Wenn Fulci etwas konnte, dann Stimmung erzeugen und sich auf rustikal-konfrontationslustige Weise nicht die Butter vom Brot nehmen zu lassen. Der im Original mit dem etwas umständlichen Titel Le colt cantarono la morte e fu... tempo di massacro versehene Film ist immer dann beeindruckend und selbst heute noch recht heftig, wenn er Taten sprechen lässt…was er dankenswerter Weise relativ häufig tut. Dass es da in der Narration teilweise holpert und rumpelt und angesprochene Humor-Versuche wie eine sehr sonderbare Akrobatik-Einlage mit eingesprungener, dreifacher Schraube im Schlussspurt unpassend wirken wird zur Kenntnis genommen, aber aufgrund seiner Stärken mühelos verziehen. Dafür sind diese bei Fulci und im Genre allgemein nicht unbekannten Problemchen zu irrelevant und mit Blick auf das Gesamtbild kaum der Rede wert.

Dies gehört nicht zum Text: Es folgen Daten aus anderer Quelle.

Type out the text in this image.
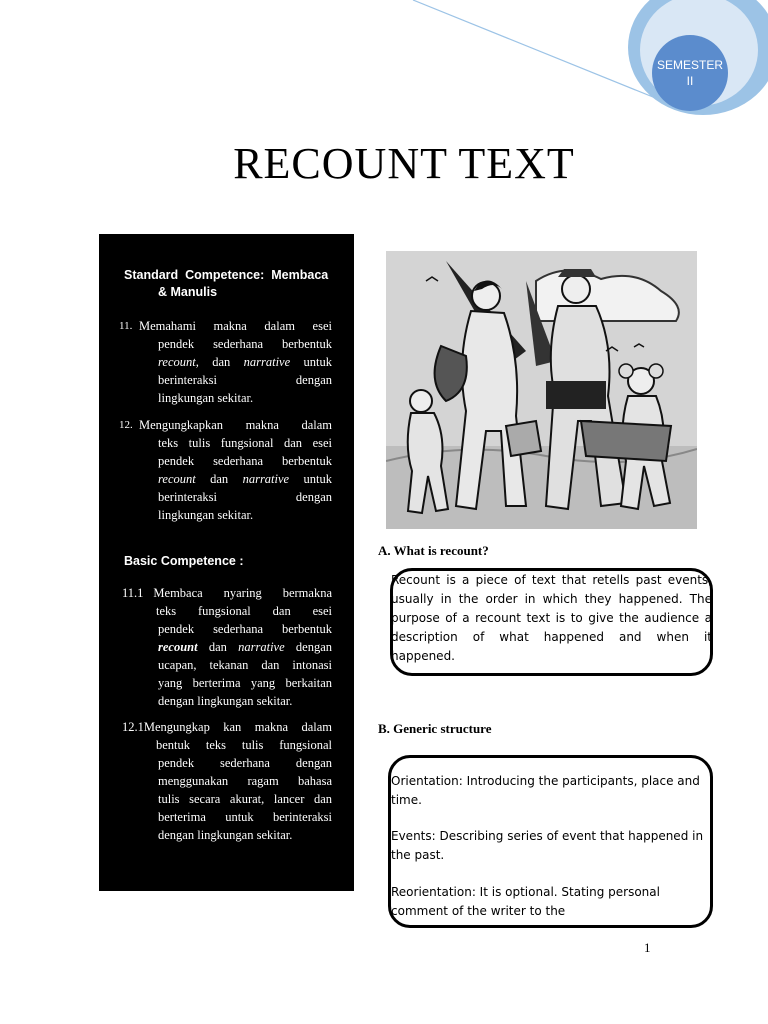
SEMESTER
II
RECOUNT TEXT
Standard  Competence:  Membaca
& Manulis
11. Memahami makna dalam esei
pendek sederhana berbentuk
recount, dan narrative untuk
berinteraksi	dengan
lingkungan sekitar.
12. Mengungkapkan makna dalam
teks tulis fungsional dan esei
pendek sederhana berbentuk
recount dan narrative untuk
berinteraksi	dengan
lingkungan sekitar.
Basic Competence :
11.1 Membaca nyaring bermakna
teks fungsional dan esei
pendek sederhana berbentuk
recount dan narrative dengan
ucapan, tekanan dan intonasi
yang berterima yang berkaitan
dengan lingkungan sekitar.
12.1 Mengungkap kan makna dalam
bentuk teks tulis fungsional
pendek sederhana dengan
menggunakan ragam bahasa
tulis secara akurat, lancer dan
berterima untuk berinteraksi
dengan lingkungan sekitar.
A. What is recount?
Recount is a piece of text that retells past events,
usually in the order in which they happened. The
purpose of a recount text is to give the audience a
description of what happened and when it happened.
B. Generic structure
Orientation: Introducing the participants, place and
time.
Events: Describing series of event that happened in
the past.
Reorientation: It is optional. Stating personal
comment of the writer to the
1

Zudem bekommt unser „Django“ (da kommt selbst die deutsche Synchro durcheinander: Ganz am Anfang wird er noch mit dem korrekten Namen Tom angesprochen, danach nur noch mit Django. Putzig.) mit dem alten Giallo-Haudegen George Hilton (Die Farben der Nacht) in der Rolle seines versoffenen Bruders noch einen akkuraten Sidekick gestellt.
Fazit
Oftmals stilsicherer, teilweise sehr intensiver und enorm boshafter Italo-Western, dessen ruppige Gangart das Genre zu seinen besten Zeiten auszeichnete. Wenn dann noch ein fähiger, speziell in der Inszenierung versierter Regisseur und ein markanter Hauptdarsteller mit an Bord sind, kann da schon fast nichts mehr großartig schief gehen. „Django – Sein Gesangbuch war der Colt“ ist klar einer der besten Pseudo-Ableger eines Meisterwerks, der selbst in einem recht frühen Stadiums dieses Sub-Genres es – wenn auch etwas unter Ausschluss der Öffentlichkeit – zum Teil mitgeprägt haben dürfte.